Edna was just closing the door to the oven. “Oh, Mrs. Nye,” she said. “I meant to bring you another pot of tea, but time has quite slipped away from me.”
Mina, glancing around the room, saw the profusion of pots and pans and the way Edna surreptitiously swiped at her beaded forehead with the apron. “I’m not surprised Edna, you could clearly do with more hands in here. What time do you serve your roast mutton?”
Edna, who had visibly bristled, slumped against the table where she had a huge pile of peeled carrots and three large cabbages. “It gets served when it’s done,” she said grimly. “I can’t be held accountable to time, not when I’m on me own.”
“Is Ivy serving at bar?” Mina asked absently as she picked up an apron and started to tie it over her dress.
“Mrs Nye, whatever are you doing? You heard what Master Nye said—”
“That’s just nonsense, Edna,” Mina said briskly. “I can’t be sat daintily in the parlor while you slave away here by yourself.” She reached for a knife and began chopping up the carrots. “Is that water boiling for these?”
“Yes, but—”
“I’m sure you have the meat in hand. Allow me to prepare the vegetables.”
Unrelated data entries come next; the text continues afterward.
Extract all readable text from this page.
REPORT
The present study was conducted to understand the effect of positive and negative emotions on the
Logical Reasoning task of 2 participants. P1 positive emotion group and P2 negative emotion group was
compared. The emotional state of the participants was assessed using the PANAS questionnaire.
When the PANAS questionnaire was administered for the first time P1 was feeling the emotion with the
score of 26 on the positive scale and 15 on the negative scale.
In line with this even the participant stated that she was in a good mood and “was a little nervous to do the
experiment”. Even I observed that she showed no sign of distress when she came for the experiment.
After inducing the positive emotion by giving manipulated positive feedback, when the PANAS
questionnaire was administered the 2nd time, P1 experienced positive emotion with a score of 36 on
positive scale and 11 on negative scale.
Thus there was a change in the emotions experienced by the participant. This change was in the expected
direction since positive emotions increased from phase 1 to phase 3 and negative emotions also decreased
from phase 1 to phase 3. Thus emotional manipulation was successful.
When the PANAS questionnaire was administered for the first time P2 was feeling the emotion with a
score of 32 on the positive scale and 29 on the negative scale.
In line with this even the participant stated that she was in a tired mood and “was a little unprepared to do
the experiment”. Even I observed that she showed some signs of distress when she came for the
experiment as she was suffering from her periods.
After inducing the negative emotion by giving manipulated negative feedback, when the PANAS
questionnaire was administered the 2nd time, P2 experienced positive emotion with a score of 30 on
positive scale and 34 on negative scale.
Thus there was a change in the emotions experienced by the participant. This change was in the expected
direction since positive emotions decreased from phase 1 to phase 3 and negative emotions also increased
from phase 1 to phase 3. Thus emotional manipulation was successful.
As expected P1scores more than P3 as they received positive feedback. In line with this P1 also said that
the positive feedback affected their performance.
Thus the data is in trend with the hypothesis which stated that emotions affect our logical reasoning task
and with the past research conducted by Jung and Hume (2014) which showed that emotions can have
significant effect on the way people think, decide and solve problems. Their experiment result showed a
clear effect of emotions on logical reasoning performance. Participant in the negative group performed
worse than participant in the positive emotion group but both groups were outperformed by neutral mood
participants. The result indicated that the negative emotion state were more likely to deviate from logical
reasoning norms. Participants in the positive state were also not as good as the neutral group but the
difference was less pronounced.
Edna hesitated. “I put the meat and potatoes on to roast in the bread oven before church, so they’re almost done.”
“Excellent, then I think you should probably make the batter from the hot fat and the gravy from the juices. Is that not so?”
Edna’s harried expression relaxed a little. “Well, but—if you’re sure?”
“Certainly, I’m sure.” Mina sent her a calm look of assurance and Edna scurried into the scullery to check the oven.
The next two hours flew. She chopped, boiled, simmered, wrestled with the kitchen range and together with Edna plated and bowled up at least thirty roast dinners to be served. Edna ran back and forth from the kitchen while Mina remained where she was intently focused on the task in hand. The kitchen door swung open and closed a few times, but Mina could not have said who came in and out. Edna left her stirring the gravy or carving the joints of roasted meat onto the plates. By the time all the food was served, Mina was piling up the pots and pans and carrying them through to the large sink in the scullery.
Edna returned, looking red-faced and weary. “Those two’s ours,” she said, gesturing to the last two plates of food remaining on the cleared table.
“Shall we eat now or after washing up?” Mina asked, thinking of the overflowing piles of tins and trays.
“Eat now,” Edna said grimly. “I’ll have to go and collect all the emptied plates for washing in a bit.” She moved toward one of the cupboards and drew out a tablecloth. “If you’ll just give me a moment to lay your table, Mrs. Nye—”
“I shall take my dinner at the kitchen table with you, Edna.”
“Mrs. Nye—”
“I do not care to sit alone on a Sunday, Edna,” she said quietly. “I assure you; I will sit in the parlor by myself for the rest of the week.”
That gave Edna pause, and after a moment, she inclined her head and went to fetch them cutlery. “I must admit, after cooking it, I seldom have an appetite,” Edna said as they took their seats.
“Small wonder. You’re probably exhausted,” Mina commented. “I don’t understand how they take their meals here in the taproom. Surely at some point, people would have sat at the tables in the parlor bar?”
Edna nodded. “Before my time, they did. Back in the days of Jacob Nye this place was crawling with folk. Two, three times as many as are here today. There used to be four barmaids and four kitchen maids in those days.”
“Good grief, really? So extensive a staff?”
“Six stable hands too,” Edna said, nodding. “You see, the stagecoaches used to stop here to change their horses here on the way to Exeter.”
Mina paused with her fork halfway to her mouth. “I noticed the stables were large,” she admitted. “So, they used to house teams of horses here?”
Edna nodded. “Sometimes as many as twenty-four horses at a time.”
“Why do they not stop here now? The stagecoaches, I mean?”
Edna’s gaze dropped. “Couldn’t say, I’m sure.”
Mina frowned. “The patrons here,” she said hesitantly, remembering the motley assortment gathered there the night she was wed. “Are they village folk?”
Again, Edna looked evasive. “A few maybe,” she said—blandly. “But there’s a tavern set in the heart of the village. The Ship, it’s called. The villagers prefer that one. It’s not so far for them to walk and—er the reputation is more… wholesome.”
“I see,” Mina said thoughtfully. So, The Harlot was frequented by unsavory types. It was no more than she had suspected. “The—er—night I arrived,” she added. “There appeared to be some form of bare-knuckle boxing match taking place in the courtyard.”
Edna pressed her lips together. “Master Nye is a champion from ‘round these parts,” she said with a fleeting look at Mina’s startled face. Edna sighed and shook her head. “He’s fought bouts in Exeter and London too. Prizefighting, they calls it. A nasty, rough business it is and brings a nasty, rough crowd with it.”